Keep in mind that when Marv Wolfman and George Perez took over creative duties on Teen Titans in 1980, DC Comics wasn’t exactly known for the kind of extended superhero storytelling that Chris Claremont and John Byrne had been busy perfecting over on Uncanny X-Men at Marvel. Wolfman and Perez were “writing for the trade” long before there was such a thing, and several of their stories are so tailor-made for season-long cable TV arcs that you would almost think they were written with exactly that in mind.
“The Judas Contract,” something probably better suited to a show’s second season (and recently adapted as an animated movie), is probably the defining Titans tale. Involving the infiltration of the team by a new young hero and the subsequent betrayal and fallout, it practically reads like a short season of a cable drama.
While we haven’t heard anything yet to officially indicate that Donna “Wonder Girl” Troy will be part of the team, she’s part of the same iconic lineup that includes the confirmed Nightwing, Starfire, and Raven, and it just wouldn’t feel like the Titans without her, right? The “Who is Donna Troy” storyline about Donna discovering more about her difficult past, is another tale that could easily drive a b-plot all season long.

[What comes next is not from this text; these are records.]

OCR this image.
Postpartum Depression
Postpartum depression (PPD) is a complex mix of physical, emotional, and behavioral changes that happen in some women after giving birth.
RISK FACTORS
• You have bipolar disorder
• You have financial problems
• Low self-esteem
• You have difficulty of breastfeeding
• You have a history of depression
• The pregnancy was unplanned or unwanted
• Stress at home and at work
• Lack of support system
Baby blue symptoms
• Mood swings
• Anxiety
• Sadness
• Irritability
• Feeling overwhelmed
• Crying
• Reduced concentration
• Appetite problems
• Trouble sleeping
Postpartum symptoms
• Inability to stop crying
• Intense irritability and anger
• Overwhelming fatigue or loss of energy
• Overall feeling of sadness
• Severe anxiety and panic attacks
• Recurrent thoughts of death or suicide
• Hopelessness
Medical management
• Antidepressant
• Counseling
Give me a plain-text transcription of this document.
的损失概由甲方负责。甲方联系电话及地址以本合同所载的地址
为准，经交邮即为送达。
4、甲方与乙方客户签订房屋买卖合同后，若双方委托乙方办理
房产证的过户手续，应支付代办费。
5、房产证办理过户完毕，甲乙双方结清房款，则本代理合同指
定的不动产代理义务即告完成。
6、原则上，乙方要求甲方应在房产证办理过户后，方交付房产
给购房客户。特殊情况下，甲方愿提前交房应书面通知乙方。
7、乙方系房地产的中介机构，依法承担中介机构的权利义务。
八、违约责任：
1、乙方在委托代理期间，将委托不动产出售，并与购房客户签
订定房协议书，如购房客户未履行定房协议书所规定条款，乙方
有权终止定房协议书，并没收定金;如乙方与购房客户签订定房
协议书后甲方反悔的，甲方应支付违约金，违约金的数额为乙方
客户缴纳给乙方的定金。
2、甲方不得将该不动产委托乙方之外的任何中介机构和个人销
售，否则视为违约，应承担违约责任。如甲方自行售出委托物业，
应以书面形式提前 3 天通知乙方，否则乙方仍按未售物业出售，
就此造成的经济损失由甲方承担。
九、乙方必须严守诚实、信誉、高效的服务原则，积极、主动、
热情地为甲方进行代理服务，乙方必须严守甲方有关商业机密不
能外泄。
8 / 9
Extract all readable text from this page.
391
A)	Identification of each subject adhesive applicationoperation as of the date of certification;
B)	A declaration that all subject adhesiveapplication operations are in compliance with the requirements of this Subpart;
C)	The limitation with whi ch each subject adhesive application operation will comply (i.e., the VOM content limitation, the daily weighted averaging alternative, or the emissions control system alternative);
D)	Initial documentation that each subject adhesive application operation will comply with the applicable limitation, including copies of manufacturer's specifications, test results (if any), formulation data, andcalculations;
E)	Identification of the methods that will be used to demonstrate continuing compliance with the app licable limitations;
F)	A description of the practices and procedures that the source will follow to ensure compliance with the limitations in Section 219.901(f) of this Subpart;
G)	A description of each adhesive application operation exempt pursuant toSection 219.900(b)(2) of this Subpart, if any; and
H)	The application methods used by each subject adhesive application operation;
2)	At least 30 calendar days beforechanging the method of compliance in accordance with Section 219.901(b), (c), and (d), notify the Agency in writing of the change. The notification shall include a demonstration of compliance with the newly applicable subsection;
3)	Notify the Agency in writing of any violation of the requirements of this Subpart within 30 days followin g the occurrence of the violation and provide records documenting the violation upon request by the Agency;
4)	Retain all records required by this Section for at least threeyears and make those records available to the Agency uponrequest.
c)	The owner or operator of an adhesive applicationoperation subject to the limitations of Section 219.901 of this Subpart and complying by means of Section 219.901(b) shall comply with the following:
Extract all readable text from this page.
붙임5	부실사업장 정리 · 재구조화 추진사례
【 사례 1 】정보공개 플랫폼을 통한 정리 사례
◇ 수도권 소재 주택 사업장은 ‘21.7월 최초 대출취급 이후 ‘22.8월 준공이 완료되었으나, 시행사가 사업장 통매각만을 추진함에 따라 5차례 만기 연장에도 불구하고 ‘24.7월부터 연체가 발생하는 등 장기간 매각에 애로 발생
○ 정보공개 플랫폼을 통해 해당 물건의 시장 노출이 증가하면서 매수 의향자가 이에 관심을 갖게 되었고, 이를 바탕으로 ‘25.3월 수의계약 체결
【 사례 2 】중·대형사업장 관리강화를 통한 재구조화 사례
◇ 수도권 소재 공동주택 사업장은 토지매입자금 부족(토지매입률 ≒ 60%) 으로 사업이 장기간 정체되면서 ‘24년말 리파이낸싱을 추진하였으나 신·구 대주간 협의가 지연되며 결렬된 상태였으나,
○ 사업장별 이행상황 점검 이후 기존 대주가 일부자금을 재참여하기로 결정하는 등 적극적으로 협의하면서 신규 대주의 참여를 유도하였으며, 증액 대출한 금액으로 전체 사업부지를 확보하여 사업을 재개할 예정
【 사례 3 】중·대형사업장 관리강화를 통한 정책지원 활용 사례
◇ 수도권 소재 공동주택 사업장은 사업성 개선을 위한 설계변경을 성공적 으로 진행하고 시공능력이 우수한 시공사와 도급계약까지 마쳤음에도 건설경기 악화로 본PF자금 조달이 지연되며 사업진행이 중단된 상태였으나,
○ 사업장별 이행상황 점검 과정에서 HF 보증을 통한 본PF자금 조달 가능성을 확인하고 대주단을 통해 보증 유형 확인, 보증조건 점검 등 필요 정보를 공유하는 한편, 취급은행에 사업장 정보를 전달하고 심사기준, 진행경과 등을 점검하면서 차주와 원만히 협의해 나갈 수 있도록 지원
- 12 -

And don’t even get us started on Raven, daughter of a demon, and her Dad, the demon Trigon. In fact, let’s talk about some of those villains…
If there is one substantial stumbling block for Titans, it might be that two of its most important villains were big baddies on Arrow. But while the Brother Blood of Arrow bore only passing resemblance to the supernatural cult leader of the comics (despite a terrific performance by Kevin Alejandro), leaving him open to a more powerful/supernatural interpretation on this show, Arrow did a much more thorough job with Slade “Deathstroke” Wilson (played by Manu Bennett). That one may be a tougher act to follow, unless they’re able to actually use Manu Bennett on this show for the role.
Trigon, Brother Blood, and Deathstroke may not be household names like the Joker or Lex Luthor, but without spoiling any of this for fans less familiar with the comics, each are capable of manipulating an entire season’s worth of twists and turns all on their own. And who knows what lesser villains they may enlist, or who might make their way over from Gotham City to annoy Nightwing?
We’re looking forward to seeing what they do with this, but done right, Titans could end up being the very best of the latest crop of superhero shows.